Aku memandang keadaan sekitar, barulah kusadari jika malam ini terasa terlalu sepi, aku benar-benar sendirian berada di halte ini, tak ada satu orang pun yang kulihat sejauh aku mampu melihat. Rasanya aku sedikit tak nyaman dengan situasi seperti ini, entahlah, tapi aku juga jadi bergidik ngeri karena keadaan ini.
Seakan menambah kengerianku, tiba-tiba saja kabut muncul di sekitar sini, untunglah tak tebal sehingga sopir bus masih bisa melihatku berada di sini. Meski bergitu, aku tetap tak nyaman dengan keadaan seperti ini.
Daripada berpikir hal yang macam-macam dan menjadi paranoid, segera saja kukeluarkan ponselku untuk melihat jam dan sekadar menghabiskan waktu kosong dengan memainkan ponsel. Rasanya aku benar-benar ingin sesegera mungkin meninggalkan halte ini, aku berharap jika bus yang melitas di halte kota sepuluh kali lebih sering dari bus yang melintasi pinggiran kota.
“Entah kenapa, perasaanku tak nyaman. Ada sesuatu yang mengerikan di sini.”
Entah mengapa aku jadi tak nyaman dengan situasi sesepi ini, bukannnya aku takut dengan hantu atau semacamnya, entahlah ... aku tak bisa menggambarkan seperti apa perasaan yang saat ini sedang kurasakan. Aku memasukkan ponselku ke dalam saku lalu memandang keadaan sekitar dengan penuh penjagaan.
Pada saat itulah tiba-tiba ada suara mobil yang kudengar, awalnya kupikir itu adalah bus yang selama ini kutunggu, tapi beberapa detik kemudian aku merasa jika yang datang itu bukan bus, suara mesinnya berbeda. Dan ketika kendaraan itu berhenti tepat di hadapanku, aku tahu jika itu benar-benar bukan bus, melainkan satu unit mini van berwarna hitam.
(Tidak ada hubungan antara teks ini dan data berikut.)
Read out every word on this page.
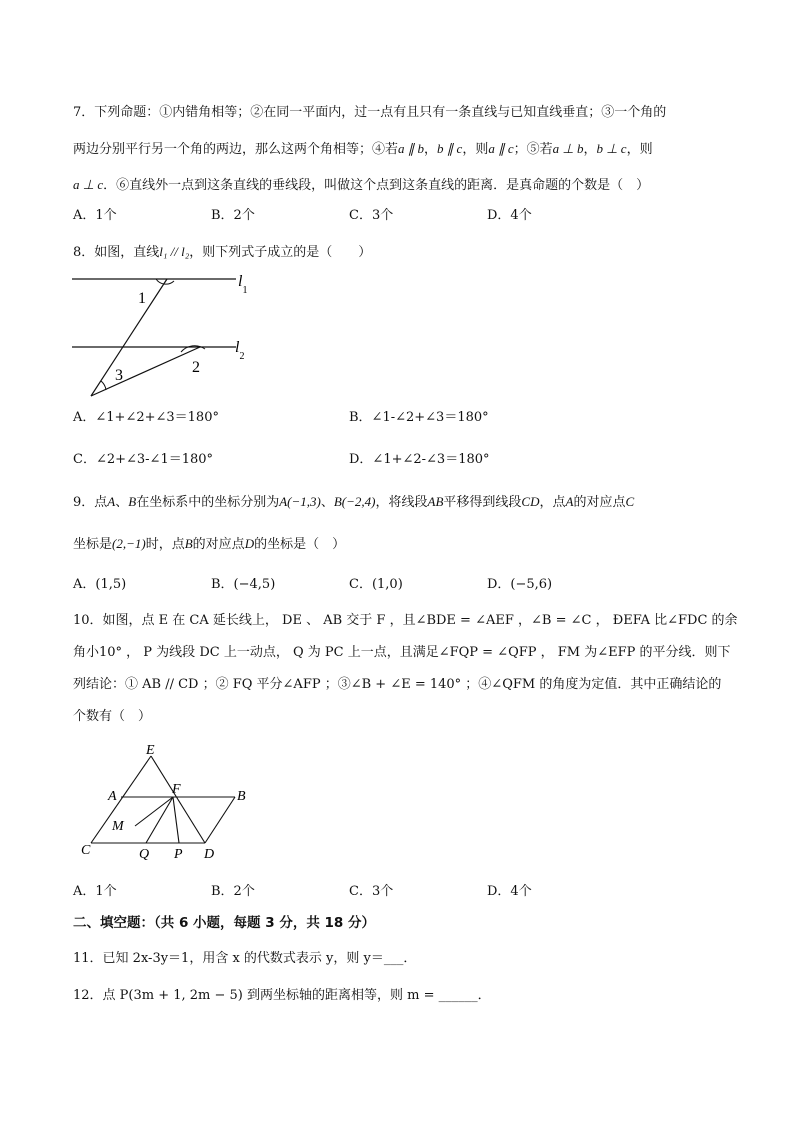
7．下列命题：①内错角相等；②在同一平面内，过一点有且只有一条直线与已知直线垂直；③一个角的
两边分别平行另一个角的两边，那么这两个角相等；④若a ∥ b，b ∥ c，则a ∥ c；⑤若a ⊥ b，b ⊥ c，则
a ⊥ c．⑥直线外一点到这条直线的垂线段，叫做这个点到这条直线的距离．是真命题的个数是（　）
A．1个	B．2个	C．3个	D．4个
8．如图，直线l₁ // l₂，则下列式子成立的是（　　）
1
2
3
$l_1$
$l_2$
A．∠1+∠2+∠3＝180°	B．∠1-∠2+∠3＝180°
C．∠2+∠3-∠1＝180°	D．∠1+∠2-∠3＝180°
9．点A、B在坐标系中的坐标分别为A(−1,3)、B(−2,4)，将线段AB平移得到线段CD，点A的对应点C
坐标是(2,−1)时，点B的对应点D的坐标是（　）
A．(1,5)	B．(−4,5)	C．(1,0)	D．(−5,6)
10．如图，点 E 在 CA 延长线上， DE 、 AB 交于 F ，且∠BDE = ∠AEF ，∠B = ∠C ， ÐEFA 比∠FDC 的余
角小10° ， P 为线段 DC 上一动点， Q 为 PC 上一点，且满足∠FQP = ∠QFP ， FM 为∠EFP 的平分线．则下
列结论：① AB // CD ；② FQ 平分∠AFP ；③∠B + ∠E = 140° ；④∠QFM 的角度为定值．其中正确结论的
个数有（　）
E
A	F	B
M
C	Q P D
A．1个	B．2个	C．3个	D．4个
二、填空题：（共 6 小题，每题 3 分，共 18 分）
11．已知 2x-3y＝1，用含 x 的代数式表示 y，则 y＝___．
12．点 P(3m + 1, 2m − 5) 到两坐标轴的距离相等，则 m = ______．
Tunggu, ada apa ini? Kenapa tiba-tiba saja mobil ini berhenti di sini? Ah, ya ampun, aku merasa tak nyaman dengan situasi seperti ini. Apalagi dari penampilannya saja, kendaraan itu sudah terlihat mencurigakan.
“Ada apa ini? Perasaanku tak enak dengan ini.”
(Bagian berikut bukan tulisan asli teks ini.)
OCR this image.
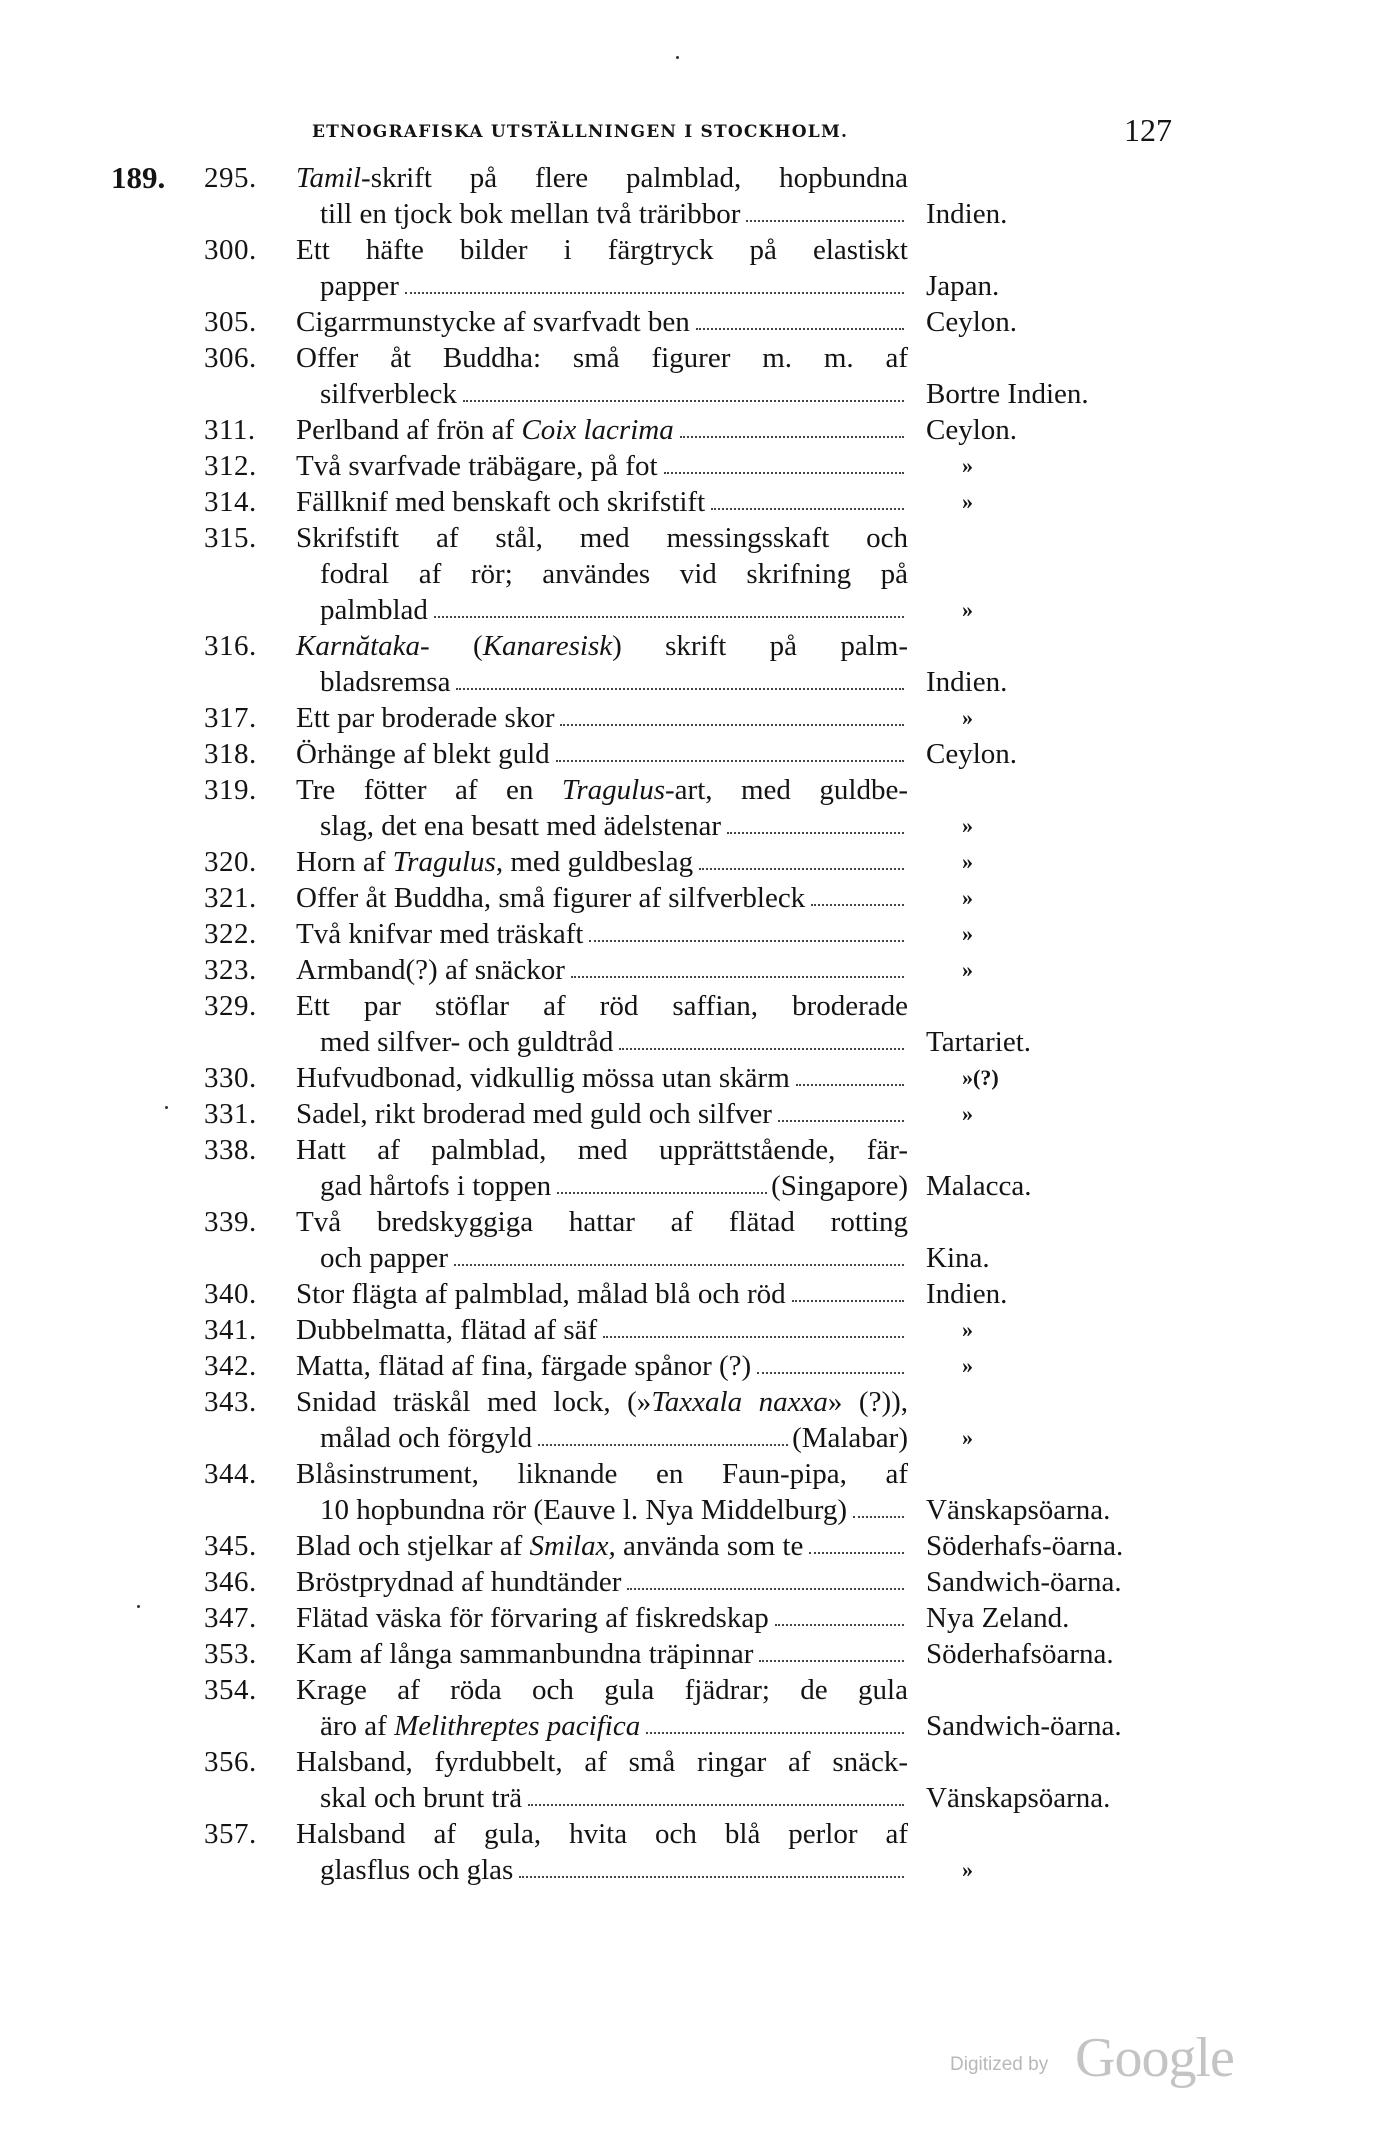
ETNOGRAFISKA UTSTÄLLNINGEN I STOCKHOLM.	127
189. 295. Tamil-skrift på flere palmblad, hopbundna
till en tjock bok mellan två träribbor	Indien.
300. Ett häfte bilder i färgtryck på elastiskt
papper	Japan.
305. Cigarrmunstycke af svarfvadt ben	Ceylon.
306. Offer åt Buddha: små figurer m. m. af
silfverbleck	Bortre Indien.
311. Perlband af frön af Coix lacrima	Ceylon.
312. Två svarfvade träbägare, på fot	»
314. Fällknif med benskaft och skrifstift	»
315. Skrifstift af stål, med messingsskaft och
fodral af rör; användes vid skrifning på
palmblad	»
316. Karnătaka- (Kanaresisk) skrift på palm-
bladsremsa	Indien.
317. Ett par broderade skor	»
318. Örhänge af blekt guld	Ceylon.
319. Tre fötter af en Tragulus-art, med guldbe-
slag, det ena besatt med ädelstenar	»
320. Horn af Tragulus, med guldbeslag	»
321. Offer åt Buddha, små figurer af silfverbleck	»
322. Två knifvar med träskaft	»
323. Armband(?) af snäckor	»
329. Ett par stöflar af röd saffian, broderade
med silfver- och guldtråd	Tartariet.
330. Hufvudbonad, vidkullig mössa utan skärm	»(?)
331. Sadel, rikt broderad med guld och silfver	»
338. Hatt af palmblad, med upprättstående, fär-
gad hårtofs i toppen	(Singapore) Malacca.
339. Två bredskyggiga hattar af flätad rotting
och papper	Kina.
340. Stor flägta af palmblad, målad blå och röd	Indien.
341. Dubbelmatta, flätad af säf	»
342. Matta, flätad af fina, färgade spånor (?)	»
343. Snidad träskål med lock, (»Taxxala naxxa» (?)),
målad och förgyld	(Malabar) »
344. Blåsinstrument, liknande en Faun-pipa, af
10 hopbundna rör (Eauve l. Nya Middelburg)	Vänskapsöarna.
345. Blad och stjelkar af Smilax, använda som te	Söderhafs-öarna.
346. Bröstprydnad af hundtänder	Sandwich-öarna.
347. Flätad väska för förvaring af fiskredskap	Nya Zeland.
353. Kam af långa sammanbundna träpinnar	Söderhafsöarna.
354. Krage af röda och gula fjädrar; de gula
äro af Melithreptes pacifica	Sandwich-öarna.
356. Halsband, fyrdubbelt, af små ringar af snäck-
skal och brunt trä	Vänskapsöarna.
357. Halsband af gula, hvita och blå perlor af
glasflus och glas	»
Digitized by Google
Jujur saja aku merasa takut. Ketika empat pria keluar dari dalam mobil itu, segera saja aku berdiri lalu memasang posisi siaga dan menampakkan ekspresi setenang mungkin. Bukannya aku berprasangka buruk, tapi dalam keadaan sepi seperti ini, apa pun bisa terjadi, termasuk tindak kejahatan yang mungkin akan mereka lalukan.
Sebenarnya aku ingin bersikap berani dan bertanya mengenai urusan para pria itu, tapi ketika melihat penampilan dan melihat jika salah satu pria hendak meringkusku, segera saja aku berlari tanpa ingin mendengar apa yang hendak mereka katakan padaku.
Tapi s**l sekali, aku kalah cepat dari mereka, karena baru saja aku melangkah dua langkah, keempat pria ini sudah mengepungku. Terpaksa aku mengurungkan diri untuk melarikan diri. Aku tak bisa ke mana-mana, mereka benar-benar sudah menghalangi jalanku untuk kabur.
“Siapa kalian? Enyahlah dari hadapanku!” Aku langsung berteriak pada para pria ini, tapi mereka sama sekali tak menanggapi apa yang kukatakan. Aku merasa benar-benar takut karena aku tak pernah mengira jika dalam seumur hidupku aku akan mengalami kejadian seperti ini.
“Aku akan menelepon polisi jika kalian terus menggangguku.” Kulontarkan ancaman pada mereka, sepertinya itu tak berpengaruh apa-apa pada mereka. Aku juga sadar jika itu tak akan berpengaruh apa-apa, tapi apa mereka benar-benar tak terganggu dengan itu? Yang benar saja.
“Aku akan ....”
Aku hendak melakukan sesuatu, tapi tiba-tiba ada sesuatu yang membekap mulutku, segera saja semuanya terasa berputar, aku kehilangan tenaga untuk mempertahankan posisiku, segera semuanya menjadi gelap.